We had spent the day wandering about the cemeteries of Columbia and Schuylkill Counties, tracking down a number of nationally notable and locally interesting people. The cool, autumn weather was ideal as we explored the region and the unique history of the region.
Leaving Shamokin, I followed Route 61, before turning southward on Route 54 – a short distance later, I turned onto Locust Gap Highway and headed toward Mount Carmel. As we approached town, the road passed fields of stone and I slowed the vehicle near each entrance as we searched for the correct cemetery. We finally saw the entrance to Saint Joseph’s Cemetery and entered the sacred grounds.
I only drove a short distance when my father announced he could see the grave a short distance up the hillside. Pulling the vehicle to the side of the narrow roadway, I got out and walked up the hill, pausing at the grave of Leonard “Len” Eshmont, whose football career took him out of the coal region to play professional football.
Eshmont was born August 26, 1917, in the community of Atlas, just west of Mount Carmel, near the junction of Routes 61 and 54. After graduating high school, Eshmont enrolled at Fordham University in New York City. During his sophomore year, Eshmont had 831 rushing yards and seven touchdowns, which lead the NCAA that season. The 1940 season the team went seven and one and made an appearance in the Cotton Bowl. Unfortunately, they lost the Bowl Game to Texas A&M by one point.
Eshmont entered the 1941 NFL draft and was selected by the New York Giants in the fifth round. After one season, his playing career with the Giants was cut short by World War Two, during which he served in the US Navy. At the end of the war, in 1946, Eshmont returned to professional football playing for the newly formed San Francisco 49ers. He played running back and defensive back for the team and would make history by scoring the team’s first touchdown. He played with them through the 1949 season, after which he retired.
Eshmont continued in football, this time coaching at the college level.

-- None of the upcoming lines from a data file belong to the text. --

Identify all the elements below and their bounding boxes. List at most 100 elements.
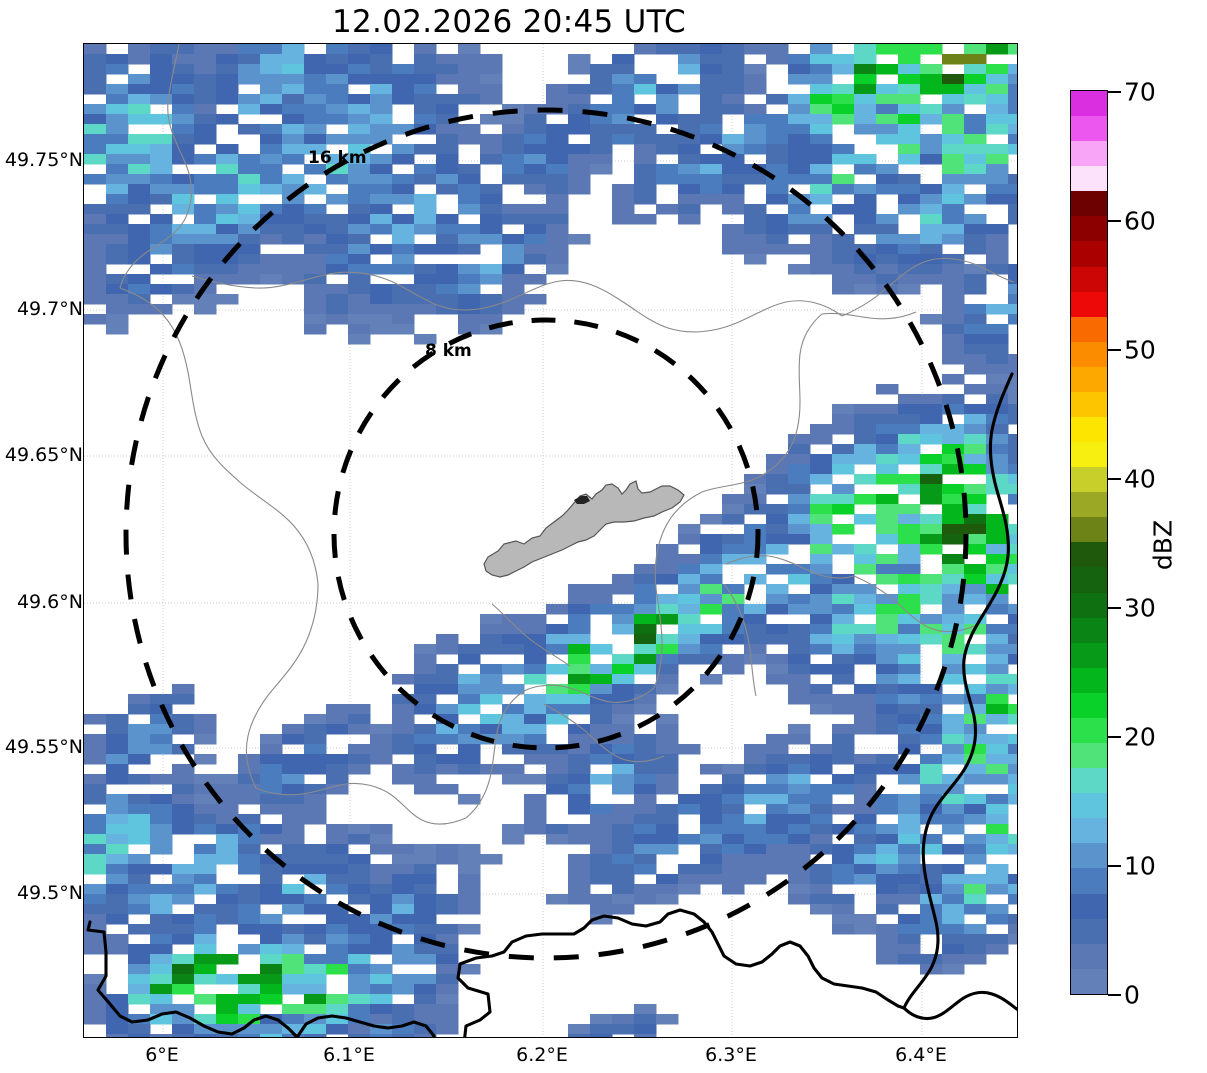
radar-cell [128,94,151,105]
radar-cell [458,204,481,215]
radar-cell [128,794,151,805]
radar-cell [480,634,503,645]
radar-cell [172,864,195,875]
radar-cell [84,284,107,295]
radar-cell [128,744,151,755]
radar-cell [634,844,657,855]
radar-cell [348,194,371,205]
radar-cell [634,744,657,755]
radar-cell [304,864,327,875]
radar-cell [436,934,459,945]
radar-cell [920,264,943,275]
radar-cell [920,574,943,585]
colorbar-tick-40 [1108,478,1121,480]
radar-cell [436,704,459,715]
radar-cell [568,634,591,645]
radar-cell [766,214,789,225]
radar-cell [788,794,811,805]
radar-cell [986,684,1009,695]
radar-cell [304,224,327,235]
radar-cell [876,634,899,645]
radar-cell [942,674,965,685]
radar-cell [260,204,283,215]
radar-cell [524,624,547,635]
radar-cell [370,164,393,175]
radar-cell [832,444,855,455]
radar-cell [524,254,547,265]
radar-cell [436,754,459,765]
radar-cell [326,904,349,915]
radar-cell [590,714,613,725]
radar-cell [216,814,239,825]
radar-cell [986,94,1009,105]
radar-cell [700,74,723,85]
radar-cell [348,204,371,215]
radar-cell [260,174,283,185]
radar-cell [260,964,283,975]
radar-cell [722,204,745,215]
radar-cell [150,184,173,195]
radar-cell [106,304,129,315]
radar-cell [84,64,107,75]
radar-cell [788,664,811,675]
radar-cell [216,794,239,805]
radar-cell [370,914,393,925]
radar-cell [392,984,415,995]
radar-cell [744,864,767,875]
radar-cell [458,304,481,315]
radar-cell [348,224,371,235]
radar-cell [722,514,745,525]
radar-cell [788,724,811,735]
radar-cell [326,104,349,115]
radar-cell [1008,934,1017,945]
radar-cell [128,274,151,285]
radar-cell [744,844,767,855]
radar-cell [172,774,195,785]
radar-cell [282,214,305,225]
radar-cell [480,674,503,685]
radar-cell [568,164,591,175]
radar-cell [854,74,877,85]
colorbar-label-70: 70 [1124,77,1156,107]
colorbar-band [1071,567,1107,593]
radar-cell [172,804,195,815]
radar-cell [436,964,459,975]
radar-cell [810,554,833,565]
radar-cell [920,864,943,875]
radar-cell [1008,214,1017,225]
radar-cell [194,924,217,935]
radar-cell [590,724,613,735]
radar-cell [590,894,613,905]
radar-cell [260,734,283,745]
radar-cell [722,884,745,895]
radar-cell [810,84,833,95]
radar-cell [964,414,987,425]
radar-cell [898,834,921,845]
radar-cell [854,914,877,925]
radar-cell [964,854,987,865]
radar-cell [260,154,283,165]
radar-map-axes[interactable]: 16 km 8 km [83,43,1018,1038]
radar-cell [656,134,679,145]
radar-cell [480,714,503,725]
radar-cell [502,744,525,755]
radar-cell [128,974,151,985]
radar-cell [326,944,349,955]
radar-cell [722,584,745,595]
radar-cell [414,754,437,765]
radar-cell [524,184,547,195]
radar-cell [546,264,569,275]
radar-cell [348,754,371,765]
radar-cell [524,654,547,665]
colorbar-band [1071,943,1107,969]
colorbar[interactable] [1070,90,1108,995]
radar-cell [568,64,591,75]
radar-cell [854,414,877,425]
radar-cell [568,834,591,845]
radar-cell [898,144,921,155]
radar-cell [392,904,415,915]
radar-cell [766,754,789,765]
radar-cell [128,754,151,765]
radar-cell [788,694,811,705]
radar-cell [216,244,239,255]
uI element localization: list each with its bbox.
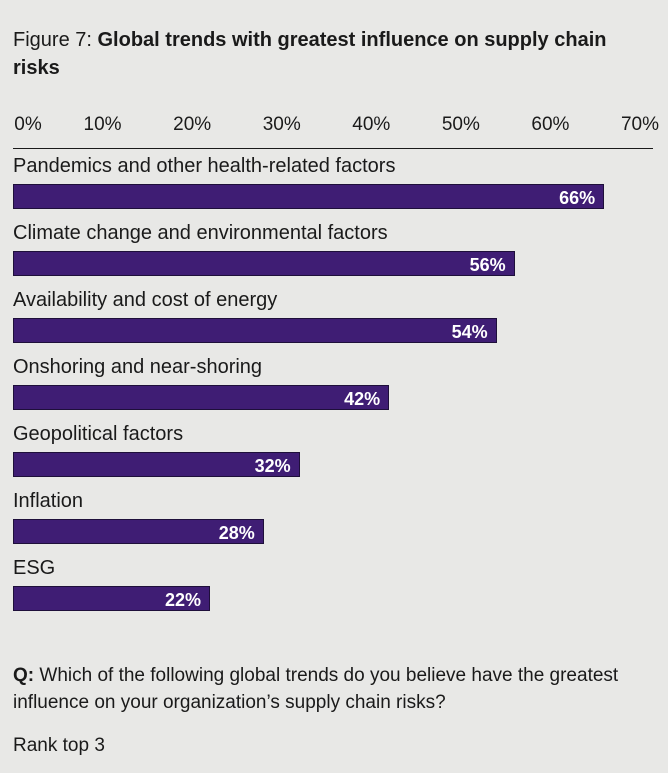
figure-title: Global trends with greatest influence on… [13, 29, 607, 79]
bar: 32% [13, 452, 300, 477]
x-tick-label: 30% [262, 114, 301, 135]
category-label: Geopolitical factors [13, 423, 184, 445]
x-tick-label: 50% [441, 114, 480, 135]
category-label: Pandemics and other health-related facto… [13, 155, 396, 177]
x-axis-line [13, 148, 653, 149]
category-label: Availability and cost of energy [13, 289, 278, 311]
category-label: ESG [13, 557, 56, 579]
x-tick-label: 0% [14, 114, 42, 135]
survey-question: Q: Which of the following global trends … [13, 662, 663, 716]
x-tick-label: 40% [352, 114, 391, 135]
bar: 56% [13, 251, 515, 276]
bar: 28% [13, 519, 264, 544]
x-tick-label: 60% [531, 114, 570, 135]
question-text: Which of the following global trends do … [13, 665, 619, 713]
bar: 54% [13, 318, 497, 343]
bar-value-label: 66% [559, 188, 596, 208]
bar-value-label: 54% [451, 322, 488, 342]
bar-value-label: 28% [218, 523, 255, 543]
bar-value-label: 32% [254, 456, 291, 476]
survey-note: Rank top 3 [13, 735, 105, 756]
bar-value-label: 42% [344, 389, 381, 409]
bar: 22% [13, 586, 211, 611]
category-label: Climate change and environmental factors [13, 222, 388, 244]
x-axis: 0% 10% 20% 30% 40% 50% 60% 70% [0, 114, 668, 142]
bar-value-label: 56% [469, 255, 506, 275]
x-tick-label: 20% [173, 114, 212, 135]
category-label: Inflation [13, 490, 84, 512]
x-tick-label: 10% [83, 114, 122, 135]
question-prefix: Q: [13, 665, 35, 686]
bar: 42% [13, 385, 390, 410]
figure-number: Figure 7: [13, 29, 92, 51]
x-tick-label: 70% [620, 114, 660, 135]
category-label: Onshoring and near-shoring [13, 356, 263, 378]
bar: 66% [13, 184, 605, 209]
bar-value-label: 22% [165, 590, 202, 610]
chart-title: Figure 7: Global trends with greatest in… [13, 26, 653, 82]
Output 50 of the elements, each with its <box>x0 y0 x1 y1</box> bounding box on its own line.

He served as an assistant coach at the US Naval Academy and then in 1956 went to the University of Virginia. Sadly, his coaching career was cut short when he passed May 6,1957, after being hospitalized in Charlottesville, Virginia. Leonard Eshmont was just thirty-nine years old. His body was returned to Mount Carmel and placed to rest in Saint Joseph’s Cemetery.
Eshmont’s season with the Giants resulted in 50 rushes for 164 yards and one reception for four yards. The four seasons with the 49ers saw Eshmont having 232 rushes for 1181 yards and seven touchdowns, along with 53 receptions for 912 yards and six touchdowns.
After his passing, the 49ers honored Eshmont by creating an award named after him. The award honors a 49er who upholds the beliefs held by Eshmont – courage, leadership, and inspiration. Locally, the Mount Carmel High School annually presents a Len Eshmont Award to a football student who exemplifies the beliefs Eshmont maintained.
The sunset was beginning to sink toward the distant mountains and knowing my day of exploring was coming to an end, I carefully made my way to the vehicle, leaving him to rest on the hillside on the outskirts of Mount Carmel.